Wylie has performed at the Grand Ole Opry in Nashville, Tennessee, the heart of country music, 45 times. He’s produced nine albums of singing and yodeling - but his most famous yodel was not for a record album.

“In 1996 I was contacted by a small company by the name of Yahoo," he says. "They were a startup Internet Company that not many people knew of, and they wanted to do a commercial. They wanted a yodel that would represent the carefree attitude of their company. I was asked to come in the studio and yodel. They wanted a yodel so I came up with three notes that sound like this ’Yahoo’.”

That was worth a half a million dollars Wylie and Kimberly used to build an indoor training field for their cutting horses, the specially-trained animals that separate some cattle from the rest of the herd. He remarks on his star, “Whiskey are you a star? Yes, yes you are a star. This horse here is my cutting horse. He’s won over $15,000 in show money. He’s a very good, he’s one of the top cutting horses in the northwest. In cutting, you go into a herd of cattle. You take one cow away from the herd and since cows are a herd animal, that one cow wants to move back to the herd, but you position your horse between that one cattle and the rest of the herd, drop your reigns and the horse keeps the other cow away from the herd.”

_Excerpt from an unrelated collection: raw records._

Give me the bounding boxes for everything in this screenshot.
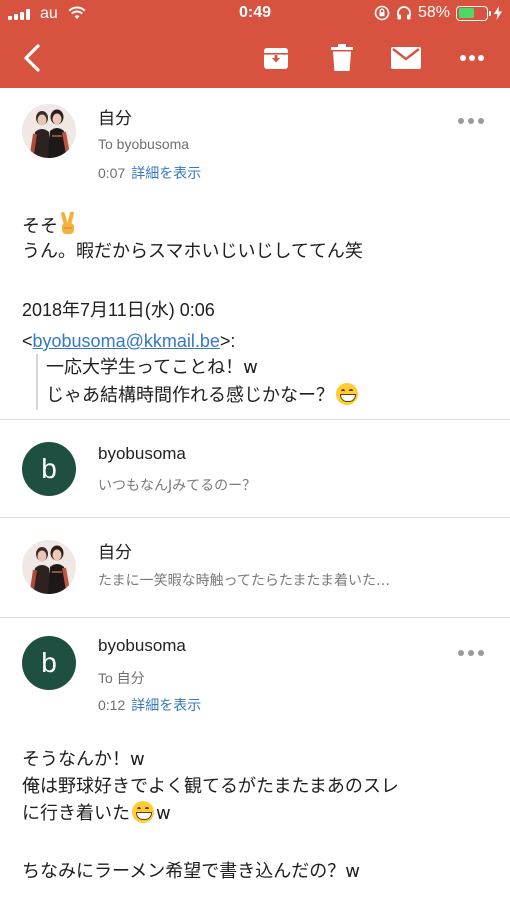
- message-body-line: そうなんか！w: [22, 749, 145, 770]
- grinning-emoji: [132, 801, 154, 823]
- message-thread: 自分 To byobusoma 0:07 詳細を表示 そそ うん。暇だからスマホい…: [0, 88, 510, 907]
- message-collapsed[interactable]: 自分 たまに一笑暇な時触ってたらたまたま着いた…: [0, 518, 510, 618]
- avatar[interactable]: b: [22, 636, 76, 690]
- delete-button[interactable]: [324, 38, 360, 78]
- message-time-line: 0:07 詳細を表示: [98, 163, 201, 183]
- quote-email-link[interactable]: byobusoma@kkmail.be: [33, 331, 220, 351]
- back-icon: [24, 44, 40, 72]
- trash-icon: [331, 44, 353, 71]
- recipient-line: To byobusoma: [98, 136, 190, 152]
- sender-name: byobusoma: [98, 636, 186, 655]
- quoted-text: 一応大学生ってことね！w じゃあ結構時間作れる感じかなー？: [36, 354, 360, 410]
- grinning-emoji: [336, 383, 358, 405]
- back-button[interactable]: [12, 38, 52, 78]
- message-snippet: いつもなんJみてるのー？: [98, 478, 257, 494]
- message-expanded: 自分 To byobusoma 0:07 詳細を表示 そそ うん。暇だからスマホい…: [0, 88, 510, 420]
- mail-icon: [391, 47, 421, 69]
- quote-date: 2018年7月11日(水) 0:06: [22, 300, 215, 320]
- rotation-lock-icon: [374, 5, 390, 21]
- status-bar: au 0:49 58%: [0, 0, 510, 30]
- avatar[interactable]: b: [22, 442, 76, 496]
- message-body-line: そそ: [22, 212, 492, 239]
- message-time: 0:07: [98, 165, 126, 181]
- app-header: au 0:49 58%: [0, 0, 510, 88]
- quote-sender: <byobusoma@kkmail.be>:: [22, 331, 236, 351]
- message-time: 0:12: [98, 697, 126, 713]
- avatar[interactable]: [22, 540, 76, 594]
- avatar[interactable]: [22, 104, 76, 158]
- message-body-line: に行き着いた w: [22, 801, 171, 824]
- message-snippet: たまに一笑暇な時触ってたらたまたま着いた…: [98, 573, 391, 589]
- message-expanded: b byobusoma To 自分 0:12 詳細を表示 そうなんか！w 俺は野球…: [0, 618, 510, 907]
- message-more-icon[interactable]: [458, 649, 484, 657]
- battery-icon: [456, 5, 491, 21]
- battery-percent: 58%: [417, 4, 450, 21]
- archive-button[interactable]: [258, 38, 294, 78]
- charging-icon: [494, 6, 502, 20]
- recipient-line: To 自分: [98, 670, 145, 686]
- mark-unread-button[interactable]: [388, 38, 424, 78]
- message-body-line: 俺は野球好きでよく観てるがたまたまあのスレ: [22, 776, 399, 797]
- headphones-icon: [397, 6, 411, 20]
- message-more-icon[interactable]: [458, 117, 484, 125]
- message-body-line: ちなみにラーメン希望で書き込んだの？w: [22, 861, 360, 882]
- show-details-link[interactable]: 詳細を表示: [131, 165, 201, 181]
- quote-line: 一応大学生ってことね！w: [46, 357, 258, 378]
- sender-name: byobusoma: [98, 444, 186, 463]
- message-time-line: 0:12 詳細を表示: [98, 695, 201, 715]
- message-body-line: うん。暇だからスマホいじいじしててん笑: [22, 241, 363, 262]
- more-icon: [460, 55, 484, 61]
- message-collapsed[interactable]: b byobusoma いつもなんJみてるのー？: [0, 420, 510, 518]
- quote-line: じゃあ結構時間作れる感じかなー？: [46, 382, 360, 410]
- sender-name: 自分: [98, 543, 132, 562]
- archive-icon: [264, 48, 288, 69]
- more-options-button[interactable]: [452, 38, 492, 78]
- sender-name: 自分: [98, 109, 132, 128]
- victory-hand-emoji: [61, 212, 74, 234]
- show-details-link[interactable]: 詳細を表示: [131, 697, 201, 713]
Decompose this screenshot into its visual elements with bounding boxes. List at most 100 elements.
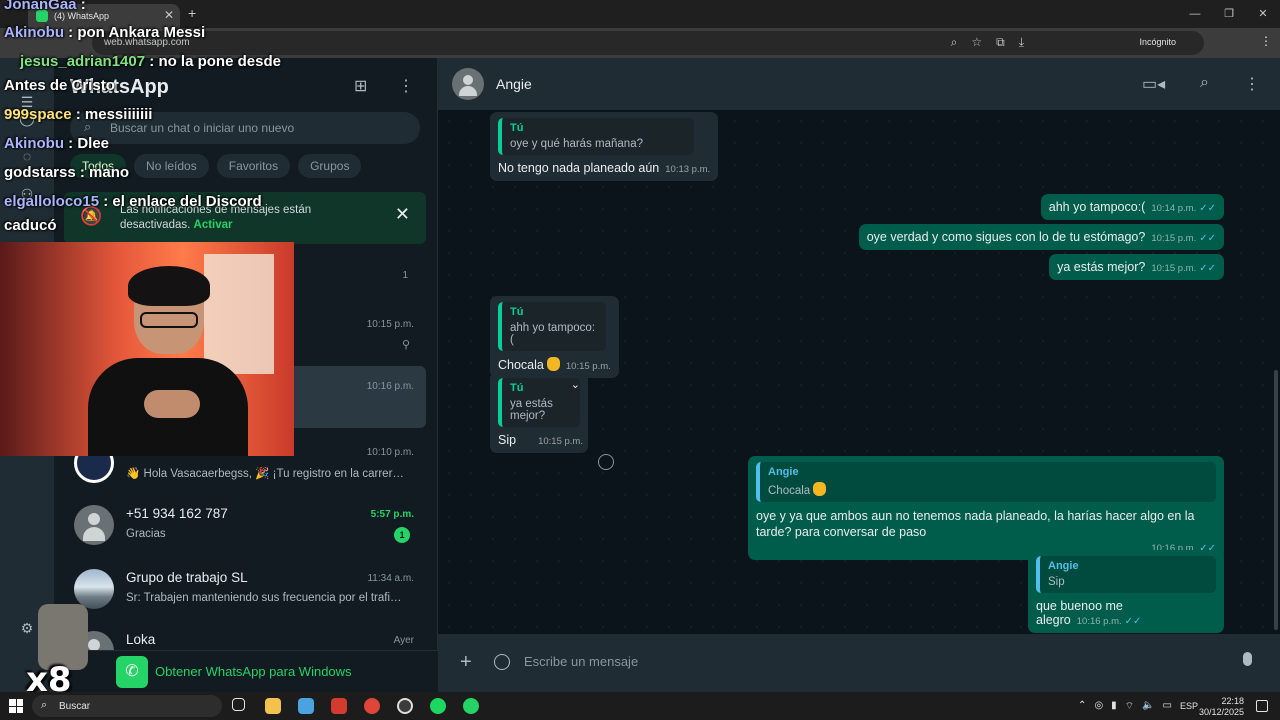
chevron-down-icon[interactable]: ⌄ (571, 378, 580, 391)
attach-plus-icon[interactable]: + (460, 651, 472, 674)
message-text: ahh yo tampoco:( (1048, 200, 1146, 214)
filter-unread[interactable]: No leídos (134, 154, 209, 178)
stream-chat-line: jesus_adrian1407 : no la pone desde (20, 53, 281, 70)
video-call-icon[interactable]: ▭◂ (1142, 74, 1165, 94)
chat-user: godstarss (4, 164, 76, 181)
quoted-message[interactable]: Angie Chocala (756, 462, 1216, 502)
react-emoji-icon[interactable] (598, 454, 614, 470)
quote-author: Tú (510, 382, 524, 394)
microphone-icon[interactable] (1243, 652, 1252, 666)
read-ticks-icon: ✓✓ (1199, 203, 1216, 214)
address-bar[interactable]: web.whatsapp.com ⌕ ☆ ⧉ ⤓ Incógnito (92, 31, 1204, 55)
tray-app-icon[interactable]: ◎ (1094, 700, 1103, 713)
file-explorer-icon[interactable] (265, 698, 281, 714)
message-outgoing[interactable]: ya estás mejor? 10:15 p.m. ✓✓ (1049, 254, 1224, 280)
avatar (74, 505, 114, 545)
stream-chat-line: 999space : messiiiiiii (4, 106, 153, 123)
quote-author: Angie (1048, 560, 1079, 572)
quote-author: Tú (510, 306, 524, 318)
close-tab-icon[interactable]: ✕ (164, 8, 174, 22)
message-incoming[interactable]: ⌄ Tú ya estás mejor? Sip 10:15 p.m. (490, 372, 588, 453)
bookmark-star-icon[interactable]: ☆ (971, 35, 982, 50)
message-text: Sip (498, 433, 517, 447)
message-time: 10:15 p.m. (538, 436, 583, 447)
list-item[interactable]: +51 934 162 787 5:57 p.m. Gracias 1 (64, 494, 426, 556)
search-icon[interactable]: ⌕ (1200, 74, 1209, 92)
settings-icon[interactable]: ⚙ (17, 620, 37, 640)
minimize-icon[interactable]: — (1178, 0, 1212, 28)
browser-menu-icon[interactable]: ⋮ (1260, 34, 1272, 48)
close-icon[interactable]: ✕ (395, 204, 410, 225)
message-time: 10:15 p.m. (1151, 233, 1197, 244)
taskbar-search[interactable]: ⌕ Buscar (32, 695, 222, 717)
emoji-icon[interactable] (494, 654, 510, 670)
contact-avatar[interactable] (452, 68, 484, 100)
spotify-icon[interactable] (430, 698, 446, 714)
stream-chat-line: godstarss : mano (4, 164, 130, 181)
menu-icon[interactable]: ⋮ (1244, 74, 1260, 94)
list-item[interactable]: Loka Ayer (64, 620, 426, 650)
message-input[interactable]: Escribe un mensaje (524, 654, 638, 669)
activate-link[interactable]: Activar (194, 219, 233, 231)
message-incoming[interactable]: Tú oye y qué harás mañana? No tengo nada… (490, 112, 719, 181)
message-outgoing[interactable]: ahh yo tampoco:(10:14 p.m. ✓✓ (1040, 194, 1224, 220)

And the horse is a cowboy’s most important piece of equipment. Wylie has a dozen horses, 20 head of cattle, and a dozen bison as well. When speaking about his songs he says, “My songs come from my daily life here on the ranch. Whether it is roping or cutting, or just riding a horse on a peaceful morning, with all my troubles behind me.” His wife Kimberly says,
“I help keep his ranch running as smooth as possible so that he can continue singing. We’re happy together. This happiness helps him to create music.”

Wylie’s fans say his music captures the essence of cowboy life: its honesty, its genuineness, and the fun and the freedom. And there are also the clothes, and the yodeling.